La disparition de Jacques Chirac, le déluge d’hommages et les quelques voix qui nuancent invitent à s’interroger sur le politique, sur son action et in fine son exercice.
Le politique est par essence un monde de combat, de conflits, d’affrontements. Il est exercice du pouvoir et le pouvoir est une essence qui ne se laisse pas saisir aisément. Tous ceux qui croient, font semblant de croire, ou font croire que l’exercice politique pourrait devenir lissé, tranquille, cool, sont des doux rêveurs, des cyniques ou des hypocrites. Le pouvoir, est pouvoir sur les autres (j’entends ceux qui me disent mais non « avec les autres », MDR !) et donc rapport de force.
La vie de nos politiques est ainsi faite, de coups, d’alliances, de mésalliances et de trahisons. Elle enchaîne succès et chutes, rebonds et plongeons, avec une intensité romanesque qui surpasse la vie du commun des mortels.
C’est parce que nous avons partagé ce roman, ce théâtre comme dit justement Michel Péraldi, que nous finissons par aimer l’acteur, même si nous avons blackboulé l’édile et maudit sa politique. Ainsi en est-il de la Chiracmania. Mais une fois que nous avons salué la performance d’acteur, nous nous interrogeons sur le rôle joué, écrit, assumé. Sur le bilan et sur l’action. Et nous voyons alors se dessiner deux invariants de la vie politique :
- L’homme politique doit conquérir.
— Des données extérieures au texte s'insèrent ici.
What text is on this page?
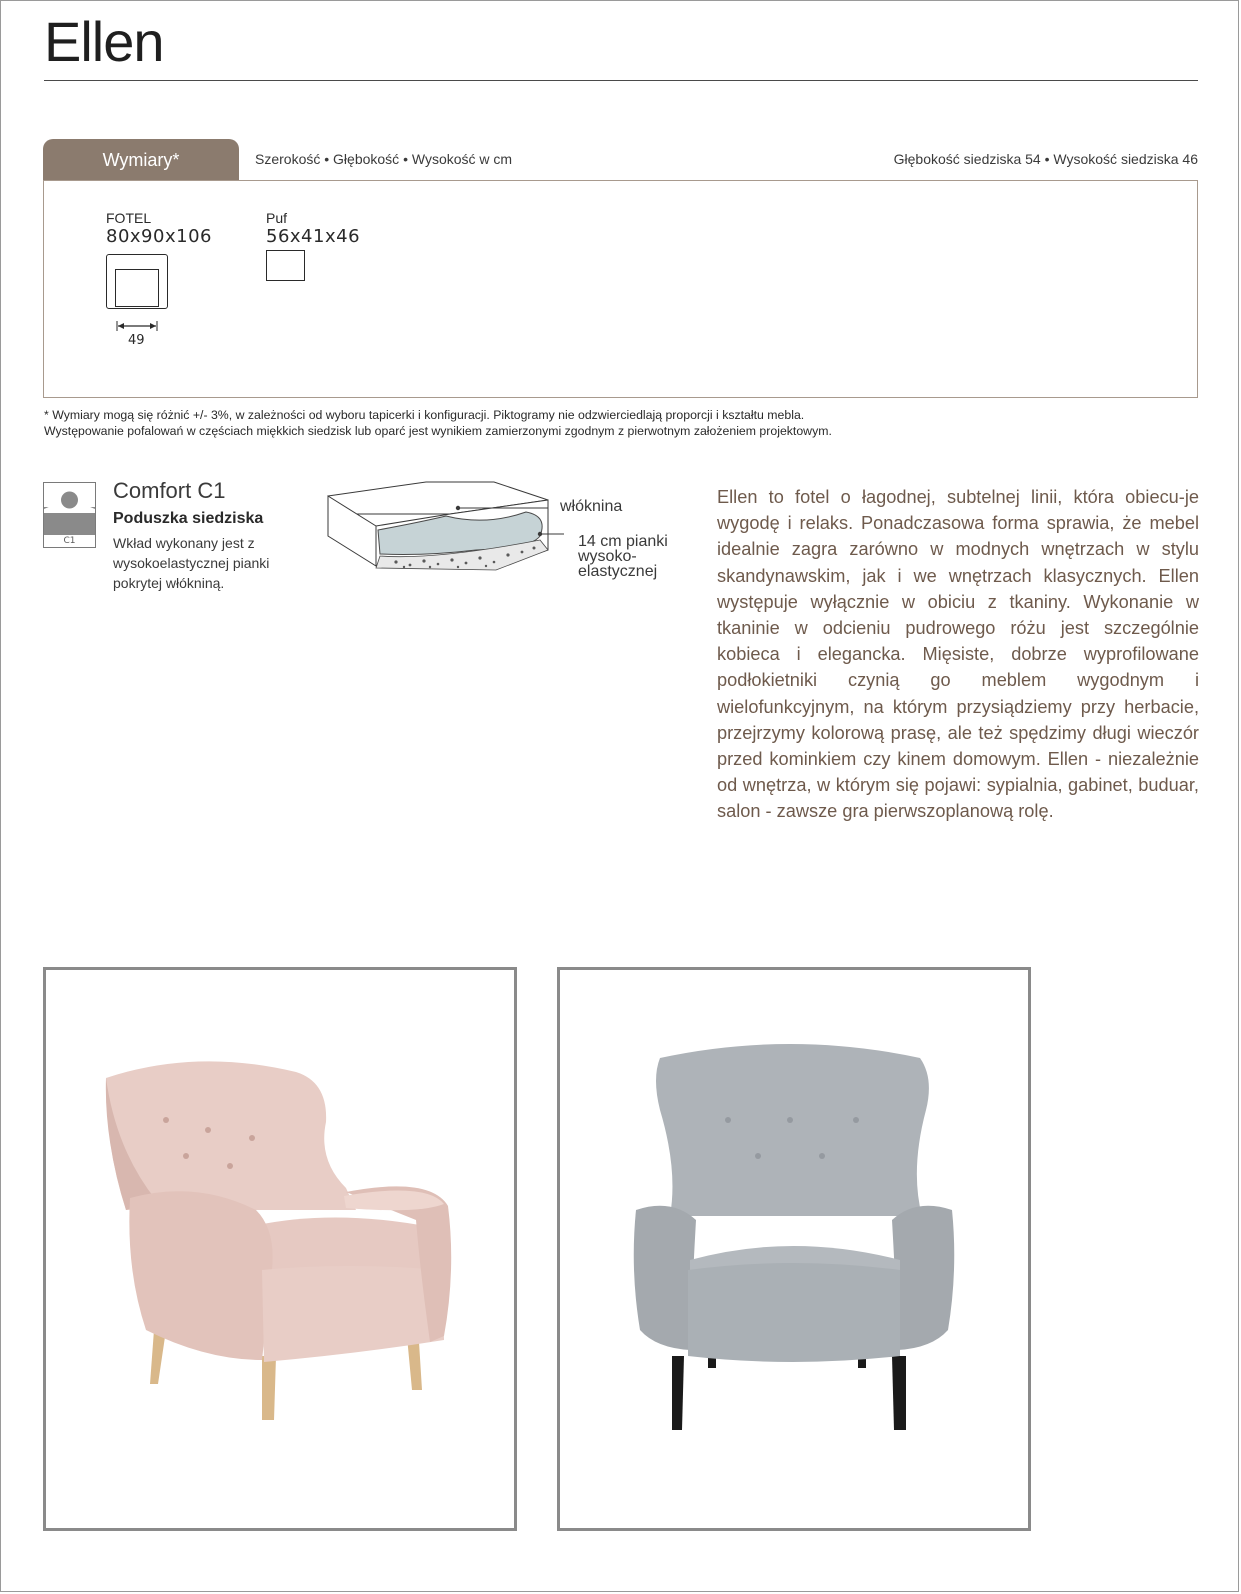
Ellen
Wymiary*	Szerokość • Głębokość • Wysokość w cm	Głębokość siedziska 54 • Wysokość siedziska 46
FOTEL
80x90x106
49
Puf
56x41x46
* Wymiary mogą się różnić +/- 3%, w zależności od wyboru tapicerki i konfiguracji. Piktogramy nie odzwierciedlają proporcji i kształtu mebla.
Występowanie pofalowań w częściach miękkich siedzisk lub oparć jest wynikiem zamierzonymi zgodnym z pierwotnym założeniem projektowym.
C1
Comfort C1
Poduszka siedziska
Wkład wykonany jest z wysokoelastycznej pianki pokrytej włókniną.
włóknina
14 cm pianki
wysoko-
elastycznej
Ellen to fotel o łagodnej, subtelnej linii, która obiecu-je wygodę i relaks. Ponadczasowa forma sprawia, że mebel idealnie zagra zarówno w modnych wnętrzach w stylu skandynawskim, jak i we wnętrzach klasycznych. Ellen występuje wyłącznie w obiciu z tkaniny. Wykonanie w tkaninie w odcieniu pudrowego różu jest szczególnie kobieca i elegancka. Mięsiste, dobrze wyprofilowane podłokietniki czynią go meblem wygodnym i wielofunkcyjnym, na którym przysiądziemy przy herbacie, przejrzymy kolorową prasę, ale też spędzimy długi wieczór przed kominkiem czy kinem domowym. Ellen - niezależnie od wnętrza, w którym się pojawi: sypialnia, gabinet, buduar, salon - zawsze gra pierwszoplanową rolę.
La campagne électorale, les jeux de parti et d’assemblée, les campagnes, les affrontements médiatiques sont les ingrédients de cette conquête. Il faut y être pugnace, retors, résolu, blindé et malin.
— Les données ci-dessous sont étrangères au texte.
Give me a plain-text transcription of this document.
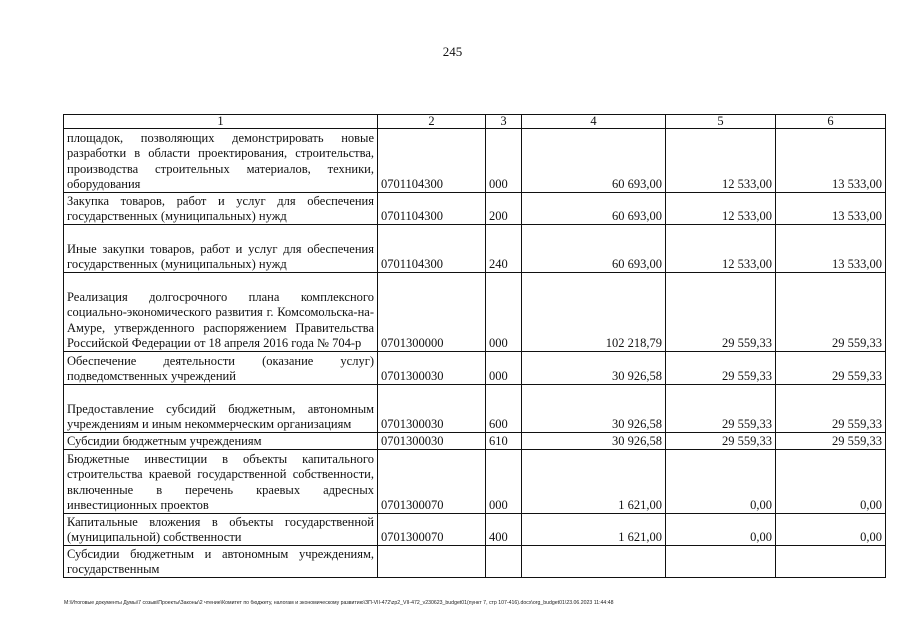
245
1	2	3	4	5	6
площадок, позволяющих демонстрировать новые разработки в области проектирования, строительства, производства строительных материалов, техники, оборудования	0701104300	000	60 693,00	12 533,00	13 533,00
Закупка товаров, работ и услуг для обеспечения государственных (муниципальных) нужд	0701104300	200	60 693,00	12 533,00	13 533,00
Иные закупки товаров, работ и услуг для обеспечения государственных (муниципальных) нужд	0701104300	240	60 693,00	12 533,00	13 533,00
Реализация долгосрочного плана комплексного социально-экономического развития г. Комсомольска-на-Амуре, утвержденного распоряжением Правительства Российской Федерации от 18 апреля 2016 года № 704-р	0701300000	000	102 218,79	29 559,33	29 559,33
Обеспечение деятельности (оказание услуг) подведомственных учреждений	0701300030	000	30 926,58	29 559,33	29 559,33
Предоставление субсидий бюджетным, автономным учреждениям и иным некоммерческим организациям	0701300030	600	30 926,58	29 559,33	29 559,33
Субсидии бюджетным учреждениям	0701300030	610	30 926,58	29 559,33	29 559,33
Бюджетные инвестиции в объекты капитального строительства краевой государственной собственности, включенные в перечень краевых адресных инвестиционных проектов	0701300070	000	1 621,00	0,00	0,00
Капитальные вложения в объекты государственной (муниципальной) собственности	0701300070	400	1 621,00	0,00	0,00
Субсидии бюджетным и автономным учреждениям, государственным					
M:\Итоговые документы Думы\7 созыв\Проекты\Законы\2 чтение\Комитет по бюджету, налогам и экономическому развитию\ЗП-VII-472\zp2_VII-472_v230623_budget01(пункт 7, стр 107-416).docx\org_budget01\23.06.2023 11:44:48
- L’homme politique doit gérer. « Naturel, il s’est fait élire pour cela » direz-vous. Cet exercice souvent rébarbatif, technique, lent, long (« putain deux ans ! ») ennuie manifestement certains, ne passionne pas d’autres, qui délèguent, survolent, reculent, parent à l’urgence, cèdent au quotidien, laissent filer le pays, la ville à ses dérives. D’autres y voient leur accomplissement, s’attachent au long terme, ont une vision, qu’ils peinent à faire partager, et prennent des décisions qui seront visibles une décennie plus tard.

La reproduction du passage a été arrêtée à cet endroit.